American bacteriologist and geneticist (1908–1997)

Alfred Day Hershey (December 4, 1908 – May 22, 1997) was an American Nobel Prize–winning bacteriologist and geneticist.

== Early years ==
Hershey was born in Owosso, Michigan to Robert Day and Alma Wilbur Hershey. He earned a B.S. in chemistry in 1930, and Ph.D. in bacteriology in 1934 from Michigan State University. Shortly after, Hershey accepted a faculty position at Washington University in St. Louis, serving as an instructor of bacteriology and immunology from 1934 to 1950.

== Bacteriophage research ==
At Washington University, Hershey worked closely with department head Jacques Bronfenbrenner to investigate bacteriophages, or phages—viruses that infect and replicate inside bacteria. Hershey's work on the factors impacting the virus' ability to infect its targets brought him to the attention of fellow phage researchers Max Delbrück and Salvador Luria.

=== The Phage Group ===
In 1943, Delbrück invited Hershey to Vanderbilt University to discuss his phage research. Together, with Luria, they would form the core of an informal network of researchers called "the Phage group". Three years later, Hershey and Delbrück would independently discover that different strains of bacteriophage can both exchange genetic material when infecting the same bacterial cell. This process results in hybrid phages containing genetic material from both sources, which Hershey referred to as "genetic recombination".

Hershey left Washington University in 1950 for the Department of Genetics of the Carnegie Institution of Washington, a predecessor of Cold Spring Harbor Laboratory.

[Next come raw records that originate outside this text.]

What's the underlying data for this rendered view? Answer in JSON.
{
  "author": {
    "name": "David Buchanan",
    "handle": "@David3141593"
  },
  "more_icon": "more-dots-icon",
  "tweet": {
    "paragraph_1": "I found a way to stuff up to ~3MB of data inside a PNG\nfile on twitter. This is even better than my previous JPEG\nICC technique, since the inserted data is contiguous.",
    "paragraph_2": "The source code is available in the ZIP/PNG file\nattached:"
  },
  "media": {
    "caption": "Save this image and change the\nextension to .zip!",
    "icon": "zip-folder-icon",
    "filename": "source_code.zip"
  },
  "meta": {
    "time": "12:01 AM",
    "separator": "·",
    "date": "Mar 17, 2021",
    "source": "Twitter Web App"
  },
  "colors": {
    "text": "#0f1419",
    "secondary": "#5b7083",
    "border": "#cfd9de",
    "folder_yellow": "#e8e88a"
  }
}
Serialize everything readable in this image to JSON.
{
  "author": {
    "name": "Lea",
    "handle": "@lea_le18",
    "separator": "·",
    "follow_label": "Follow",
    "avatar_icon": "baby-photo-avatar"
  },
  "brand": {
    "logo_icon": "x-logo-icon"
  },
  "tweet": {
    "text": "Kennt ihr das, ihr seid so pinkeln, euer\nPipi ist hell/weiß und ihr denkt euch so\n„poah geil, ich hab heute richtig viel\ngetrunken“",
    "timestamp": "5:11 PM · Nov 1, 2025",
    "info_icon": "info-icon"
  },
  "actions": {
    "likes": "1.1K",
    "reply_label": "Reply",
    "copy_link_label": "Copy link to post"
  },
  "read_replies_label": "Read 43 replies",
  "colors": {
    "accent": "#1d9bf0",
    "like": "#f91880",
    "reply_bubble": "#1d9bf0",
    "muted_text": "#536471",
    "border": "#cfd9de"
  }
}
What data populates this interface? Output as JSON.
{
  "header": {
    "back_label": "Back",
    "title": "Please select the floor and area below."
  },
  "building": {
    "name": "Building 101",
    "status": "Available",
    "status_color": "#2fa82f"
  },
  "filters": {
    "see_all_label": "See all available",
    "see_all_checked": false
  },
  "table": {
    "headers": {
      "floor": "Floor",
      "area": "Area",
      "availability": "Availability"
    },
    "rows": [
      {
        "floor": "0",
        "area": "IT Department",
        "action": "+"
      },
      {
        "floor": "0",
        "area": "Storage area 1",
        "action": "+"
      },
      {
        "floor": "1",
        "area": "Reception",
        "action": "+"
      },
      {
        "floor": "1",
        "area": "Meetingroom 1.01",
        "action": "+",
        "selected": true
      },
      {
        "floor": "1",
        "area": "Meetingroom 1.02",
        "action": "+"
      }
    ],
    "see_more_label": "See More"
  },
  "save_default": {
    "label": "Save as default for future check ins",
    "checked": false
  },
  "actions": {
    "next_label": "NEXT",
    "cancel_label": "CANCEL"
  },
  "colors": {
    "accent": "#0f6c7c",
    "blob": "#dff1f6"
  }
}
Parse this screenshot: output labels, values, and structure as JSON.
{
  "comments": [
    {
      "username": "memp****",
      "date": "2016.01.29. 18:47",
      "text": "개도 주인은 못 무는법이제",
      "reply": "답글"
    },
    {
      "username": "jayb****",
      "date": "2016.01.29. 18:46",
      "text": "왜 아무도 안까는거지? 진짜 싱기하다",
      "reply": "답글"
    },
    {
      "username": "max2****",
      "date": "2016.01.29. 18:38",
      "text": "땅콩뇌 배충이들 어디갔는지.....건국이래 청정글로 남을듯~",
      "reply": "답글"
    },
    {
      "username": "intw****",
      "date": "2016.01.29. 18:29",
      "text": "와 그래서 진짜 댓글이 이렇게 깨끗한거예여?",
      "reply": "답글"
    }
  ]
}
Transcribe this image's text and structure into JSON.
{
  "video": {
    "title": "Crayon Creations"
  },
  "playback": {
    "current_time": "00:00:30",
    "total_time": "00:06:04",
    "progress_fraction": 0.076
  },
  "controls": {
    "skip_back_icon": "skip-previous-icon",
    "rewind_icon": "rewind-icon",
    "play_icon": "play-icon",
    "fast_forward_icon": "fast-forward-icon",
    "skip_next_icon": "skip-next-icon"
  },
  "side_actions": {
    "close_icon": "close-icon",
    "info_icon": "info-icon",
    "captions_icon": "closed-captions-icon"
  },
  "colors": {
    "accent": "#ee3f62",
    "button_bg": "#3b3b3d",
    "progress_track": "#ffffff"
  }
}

Two years later, he and Martha Chase would conduct the famous Hershey–Chase, or "Waring Blender" experiment. Their work confirmed that DNA, not protein, was the genetic material of life.

== Later years and death ==
In 1962, Hershey was named director of the Department of Genetics, a position he held until his retirement in 1970. He would live on the grounds of Cold Spring Harbor Laboratory for the rest of his life.

Hershey's work with bacteriophage would earn him a share of the 1969 Nobel Prize in Physiology or Medicine with Delbrück and Luria, "for their discoveries concerning the replication mechanism and the genetic structure of viruses."

Although officially retired from scientific research, Hershey would continue to pursue new projects. In 1971, he edited The Bacteriophage λ, an extensive volume on the subject, published by CSHL Press that same year. In 1981, Hershey became a founding member of the World Cultural Council.

Hershey died from congestive heart failure on May 22, 1997 at his home in Laurel Hollow, New York. He was 88 years old. At the time, he was survived by his wife Harriet Davidson (1918–2000) and their only child, Peter Manning Hershey (1956–1999).

Following his death, Frank Stahl, a member of The Phage Group, wrote: "The Phage Church, as we were sometimes called (see Phage group), was led by the Trinity of Delbrück, Luria, and Hershey. Delbrück's status as founder and his ex cathedra manner made him the pope, of course, and Luria was the hard-working, socially sensitive priest-confessor. And Al (Hershey) was the saint."